結論から言うと、「なんか違う」を言葉にできる力かな、ということ。
たとえばクライアントから上がってきたラフを見て、3人がまず感じるのは理屈じゃなくて感覚的な引っかかりだったりする。はいしょくは悪くない、タイポグラフィも整ってる。でも「なんか、息苦しい」とか「よはくが怖がってる感じがする」とか、そういう身体的な違和感がふっと浮かぶ瞬間がある。
これ、以前は自分の中だけで処理してた。直感で修正して、完成物だけ渡す。それで十分だった時期もあるのではないか。
でもツールが安価になって、ある程度のクオリティは誰でも出せるようになった今、その「違和感を言語化して対話に持ち込む」プロセスこそが制約の中での判断力になってきてる気づきがあった。

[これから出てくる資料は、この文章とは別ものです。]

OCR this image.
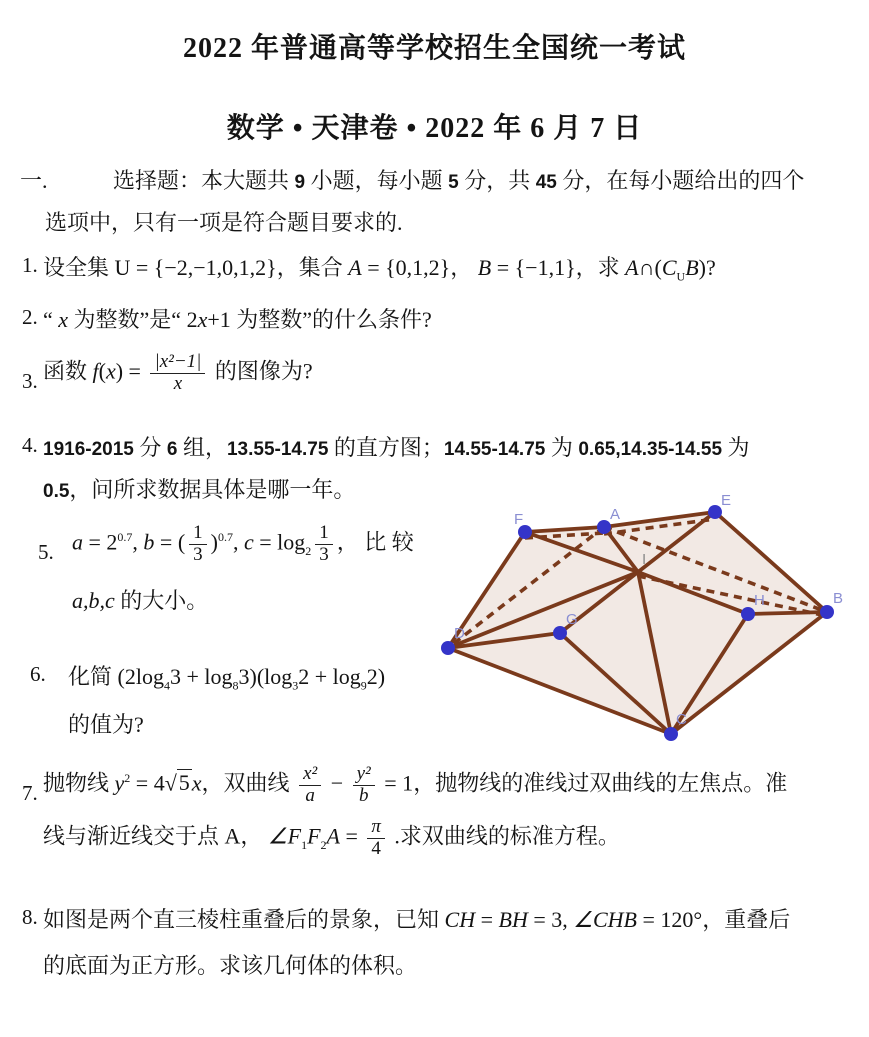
2022 年普通高等学校招生全国统一考试
数学 • 天津卷 • 2022 年 6 月 7 日
一.	选择题：本大题共 9 小题，每小题 5 分，共 45 分，在每小题给出的四个
选项中，只有一项是符合题目要求的.
1. 设全集 U = {−2,−1,0,1,2}，集合 A = {0,1,2}， B = {−1,1}，求 $A\cap(C_UB)$?
2. “ x 为整数”是“ 2x+1 为整数”的什么条件?
3. 函数 $f(x) = \frac{\text{|x²−1|}}{x}$ 的图像为?
4. 1916-2015 分 6 组，13.55-14.75 的直方图；14.55-14.75 为 0.65,14.35-14.55 为
0.5，问所求数据具体是哪一年。
5. $a = 2^{0.7}$, b = ( $\frac{1}{3} )^{0.7}$, $c = \log_2 \frac{1}{3}$ ， 比 较
a,b,c 的大小。
6. 化简 $(2\log_43 + \log_83)(\log_32 + \log_92)$
的值为?
7. 抛物线 $y^2 = 4√5x$，双曲线 $\frac{\text{x²}}{a} - \frac{\text{y²}}{b} = 1$，抛物线的准线过双曲线的左焦点。准
线与渐近线交于点 A， $\angle F_1F_2A = \frac{\pi}{4}$ .求双曲线的标准方程。
8. 如图是两个直三棱柱重叠后的景象，已知 CH = BH = 3, ∠CHB = 120°，重叠后
的底面为正方形。求该几何体的体积。
F	A
E
I
D
G
H	B
C
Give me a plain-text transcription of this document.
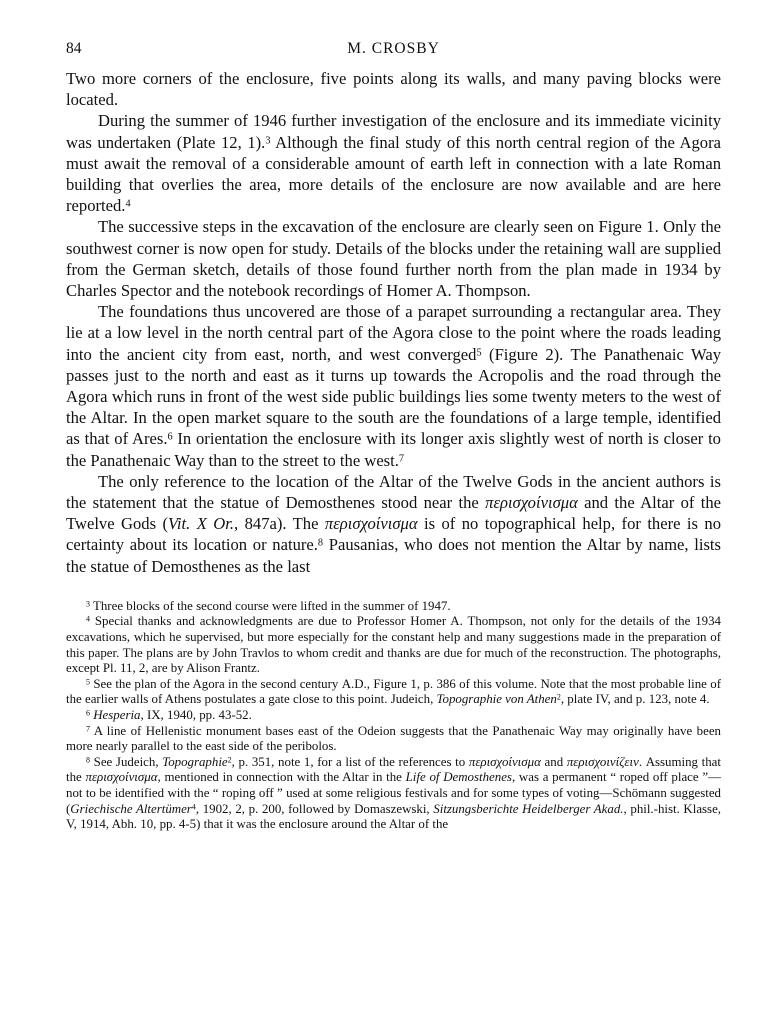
84	M. CROSBY

Two more corners of the enclosure, five points along its walls, and many paving blocks were located.

During the summer of 1946 further investigation of the enclosure and its immediate vicinity was undertaken (Plate 12, 1).$^3$ Although the final study of this north central region of the Agora must await the removal of a considerable amount of earth left in connection with a late Roman building that overlies the area, more details of the enclosure are now available and are here reported.$^4$

The successive steps in the excavation of the enclosure are clearly seen on Figure 1. Only the southwest corner is now open for study. Details of the blocks under the retaining wall are supplied from the German sketch, details of those found further north from the plan made in 1934 by Charles Spector and the notebook recordings of Homer A. Thompson.

The foundations thus uncovered are those of a parapet surrounding a rectangular area. They lie at a low level in the north central part of the Agora close to the point where the roads leading into the ancient city from east, north, and west converged$^5$ (Figure 2). The Panathenaic Way passes just to the north and east as it turns up towards the Acropolis and the road through the Agora which runs in front of the west side public buildings lies some twenty meters to the west of the Altar. In the open market square to the south are the foundations of a large temple, identified as that of Ares.$^6$ In orientation the enclosure with its longer axis slightly west of north is closer to the Panathenaic Way than to the street to the west.$^7$

The only reference to the location of the Altar of the Twelve Gods in the ancient authors is the statement that the statue of Demosthenes stood near the περισχοίνισμα and the Altar of the Twelve Gods (Vit. X Or., 847a). The περισχοίνισμα is of no topographical help, for there is no certainty about its location or nature.$^8$ Pausanias, who does not mention the Altar by name, lists the statue of Demosthenes as the last

$^3$ Three blocks of the second course were lifted in the summer of 1947.

$^4$ Special thanks and acknowledgments are due to Professor Homer A. Thompson, not only for the details of the 1934 excavations, which he supervised, but more especially for the constant help and many suggestions made in the preparation of this paper. The plans are by John Travlos to whom credit and thanks are due for much of the reconstruction. The photographs, except Pl. 11, 2, are by Alison Frantz.

$^5$ See the plan of the Agora in the second century A.D., Figure 1, p. 386 of this volume. Note that the most probable line of the earlier walls of Athens postulates a gate close to this point. Judeich, Topographie von Athen$^2$, plate IV, and p. 123, note 4.

$^6$ Hesperia, IX, 1940, pp. 43-52.

$^7$ A line of Hellenistic monument bases east of the Odeion suggests that the Panathenaic Way may originally have been more nearly parallel to the east side of the peribolos.

$^8$ See Judeich, Topographie$^2$, p. 351, note 1, for a list of the references to περισχοίνισμα and περισχοινίζειν. Assuming that the περισχοίνισμα, mentioned in connection with the Altar in the Life of Demosthenes, was a permanent “ roped off place ”—not to be identified with the “ roping off ” used at some religious festivals and for some types of voting—Schömann suggested (Griechische Altertümer$^4$, 1902, 2, p. 200, followed by Domaszewski, Sitzungsberichte Heidelberger Akad., phil.-hist. Klasse, V, 1914, Abh. 10, pp. 4-5) that it was the enclosure around the Altar of the
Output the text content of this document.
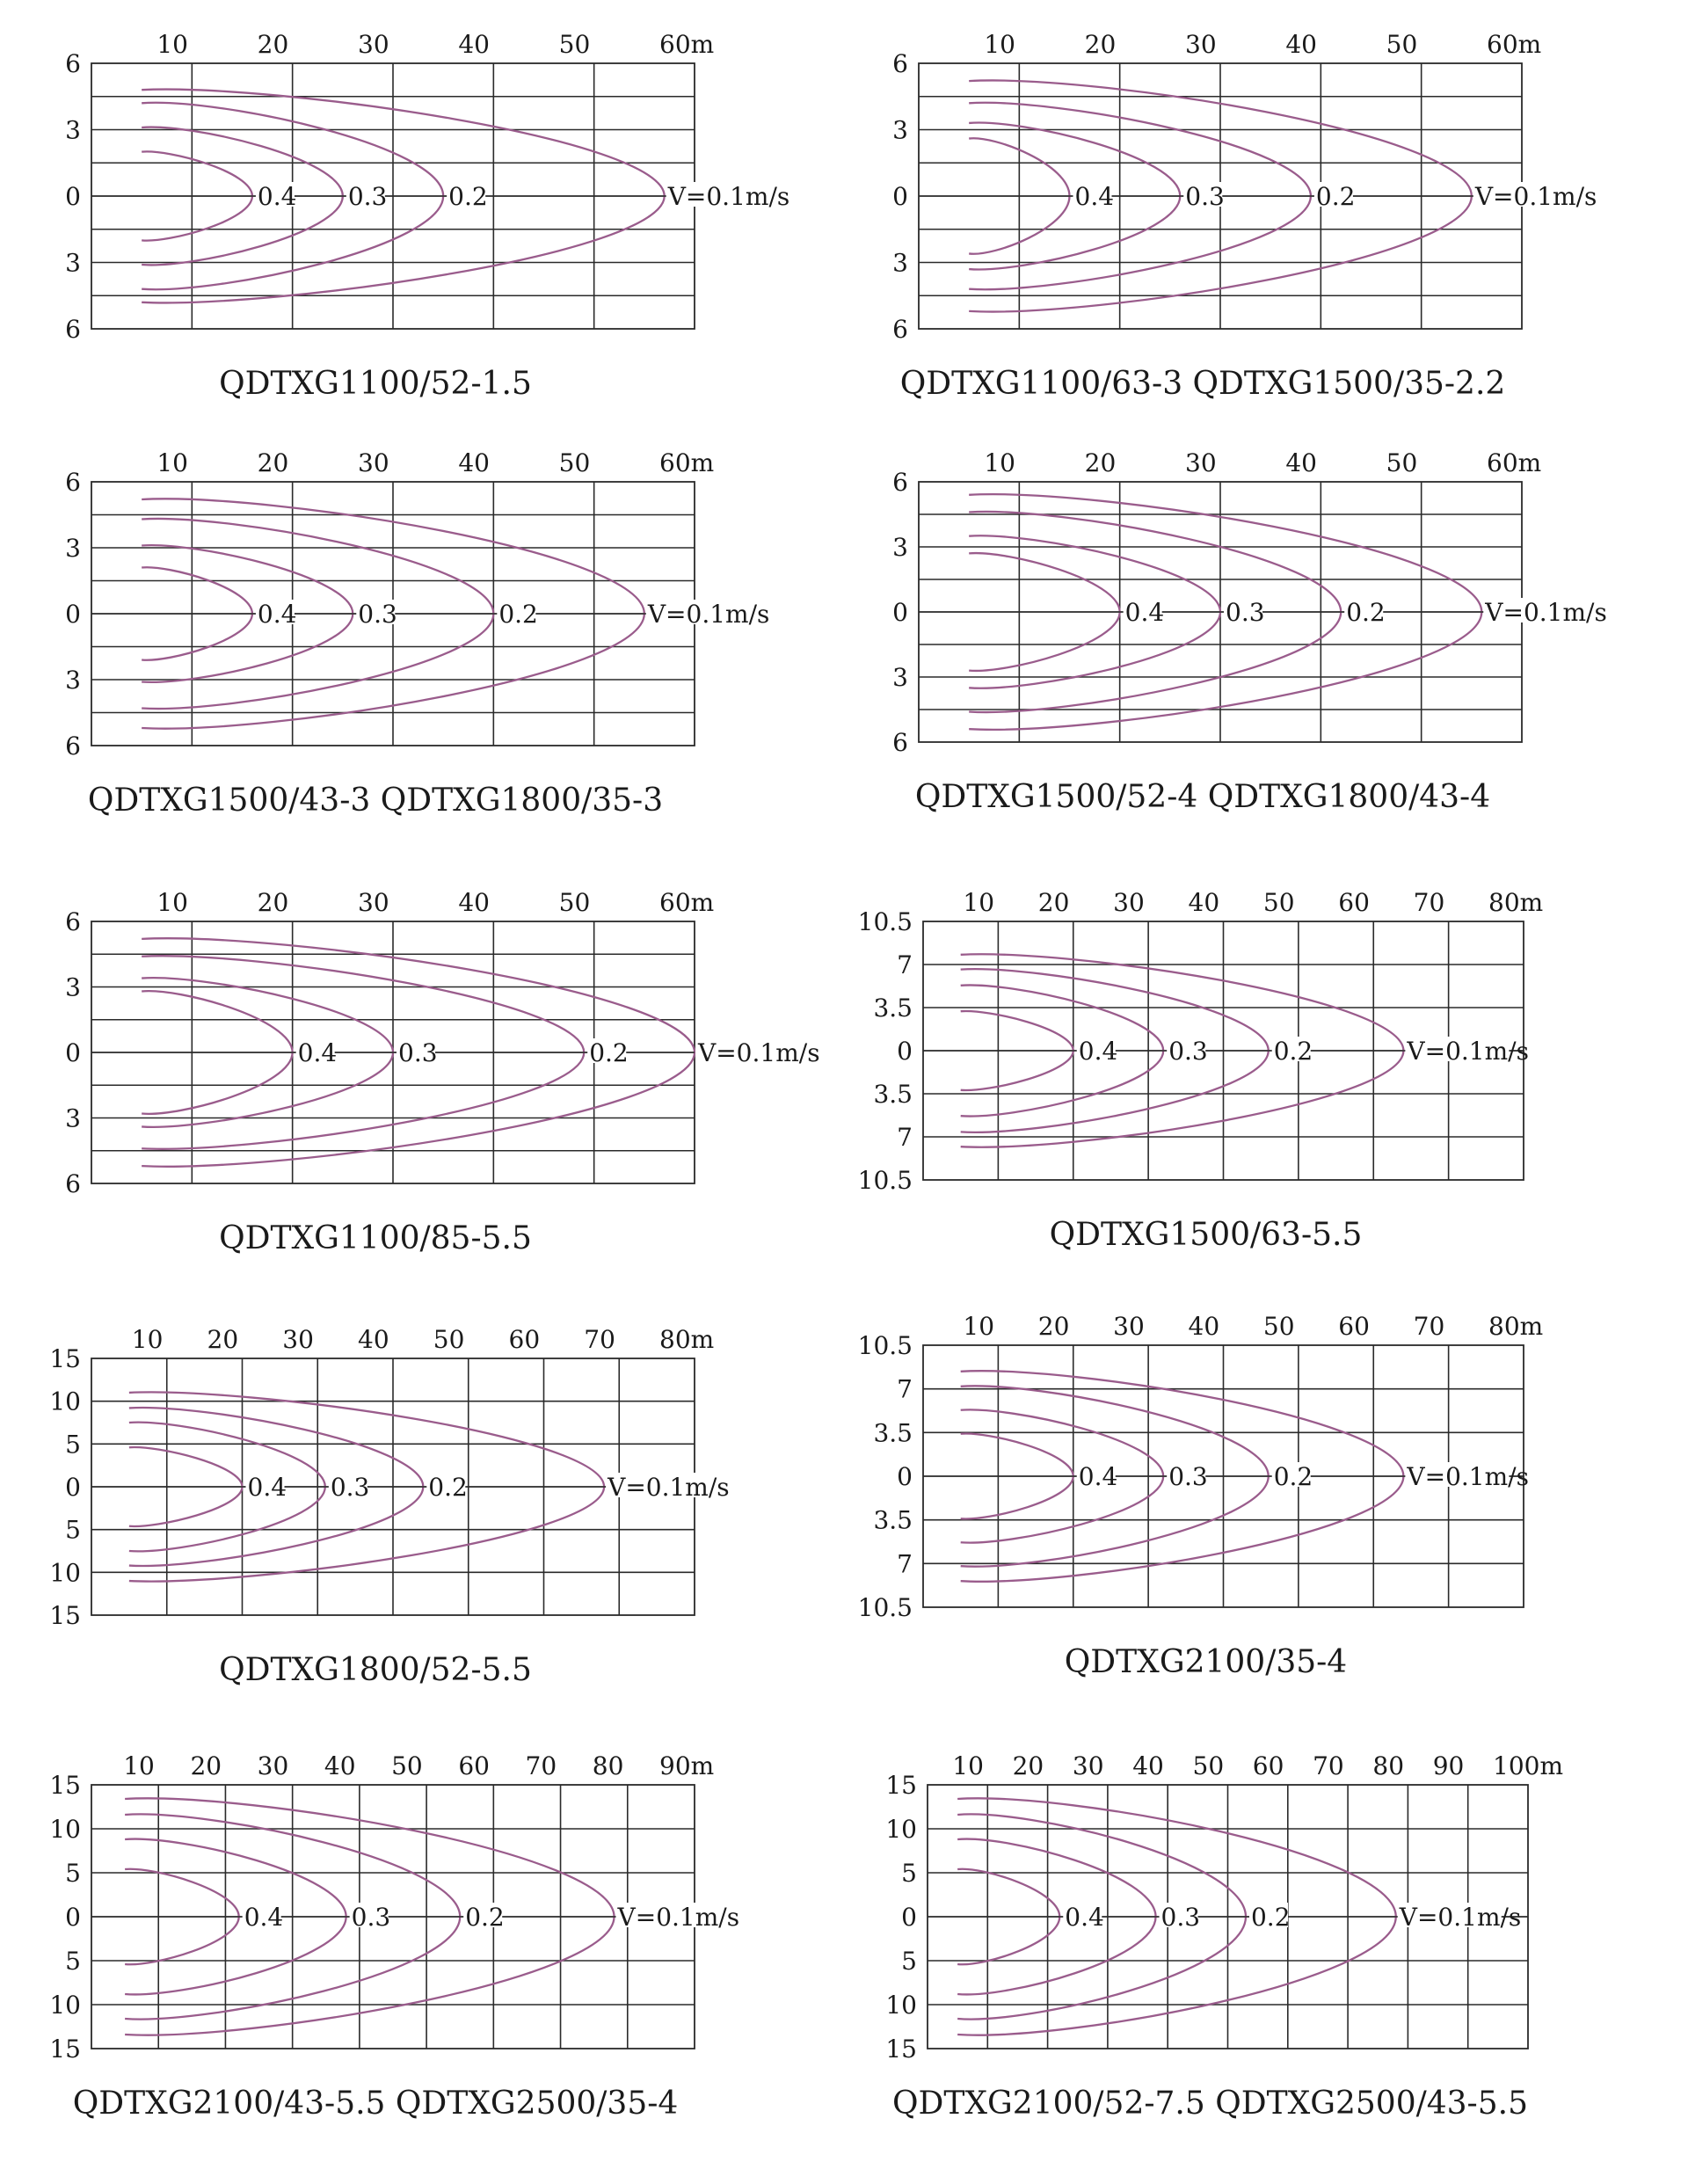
0.4 0.3 0.2	V=0.1m/s
10	20	30	40	50	60m
6
3
0
3
6
QDTXG1100/52-1.5
0.4	0.3	0.2	V=0.1m/s
10	20	30	40	50	60m
6
3
0
3
6
QDTXG1100/63-3 QDTXG1500/35-2.2
0.4 0.3	0.2	V=0.1m/s
10	20	30	40	50	60m
6
3
0
3
6
QDTXG1500/43-3 QDTXG1800/35-3
0.4 0.3	0.2	V=0.1m/s
10	20	30	40	50	60m
6
3
0
3
6
QDTXG1500/52-4 QDTXG1800/43-4
0.4 0.3	0.2	V=0.1m/s
10	20	30	40	50	60m
6
3
0
3
6
QDTXG1100/85-5.5
0.4 0.3	0.2	V=0.1m/s
10 20 30 40 50 60 70 80m
10.5
7
3.5
0
3.5
7
10.5
QDTXG1500/63-5.5
0.4 0.3 0.2	V=0.1m/s
10 20 30 40 50 60 70 80m
15
10
5
0
5
10
15
QDTXG1800/52-5.5
0.4 0.3	0.2	V=0.1m/s
10 20 30 40 50 60 70 80m
10.5
7
3.5
0
3.5
7
10.5
QDTXG2100/35-4
0.4	0.3	0.2	V=0.1m/s
10 20 30 40 50 60 70 80 90m
15
10
5
0
5
10
15
QDTXG2100/43-5.5 QDTXG2500/35-4
0.4 0.3 0.2	V=0.1m/s
10 20 30 40 50 60 70 80 90 100m
15
10
5
0
5
10
15
QDTXG2100/52-7.5 QDTXG2500/43-5.5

「このてくすちゃーだと、手触りが冷たすぎて、ブランドの温度感とずれる」——こういう一言が出せるかどうかで、制作の焦点がシフトするんだよね。ツールは同じものを使っていても、対話の解像度がまるで違ってくる。
これはデザインに限った話じゃないと思う。古着のりめいくをやってるときも似た経験がある。素材を前にして「かわいいけど、なんか居心地が悪い」と感じたとき、その違和感をスルーせず、「ああ、このそざいの光沢がちょっと安っぽく見えるのか」と言葉に変換できると、次の判断が格段に早くなる。
言語化って、べつに正解を出すことじゃない。自分の感覚に輪郭を与える経験の積み重ねということ。完璧な言葉じゃなくていい。「なんかモヤる」から一歩だけ踏み込んで、「どこがモヤるのか」を探る時間を持てるかどうか。
ツールはこれからもっと進化するし、もっと安くなる。だからこそ3人が磨きたいのは、手を動かす速さよりも、立ち止まって「これ、ほんとにいい?」と問える感覚の精度かな。
誰かにとっての正解じゃなく、各自のフィルターを通した違和感。それを大事にしたい、という話。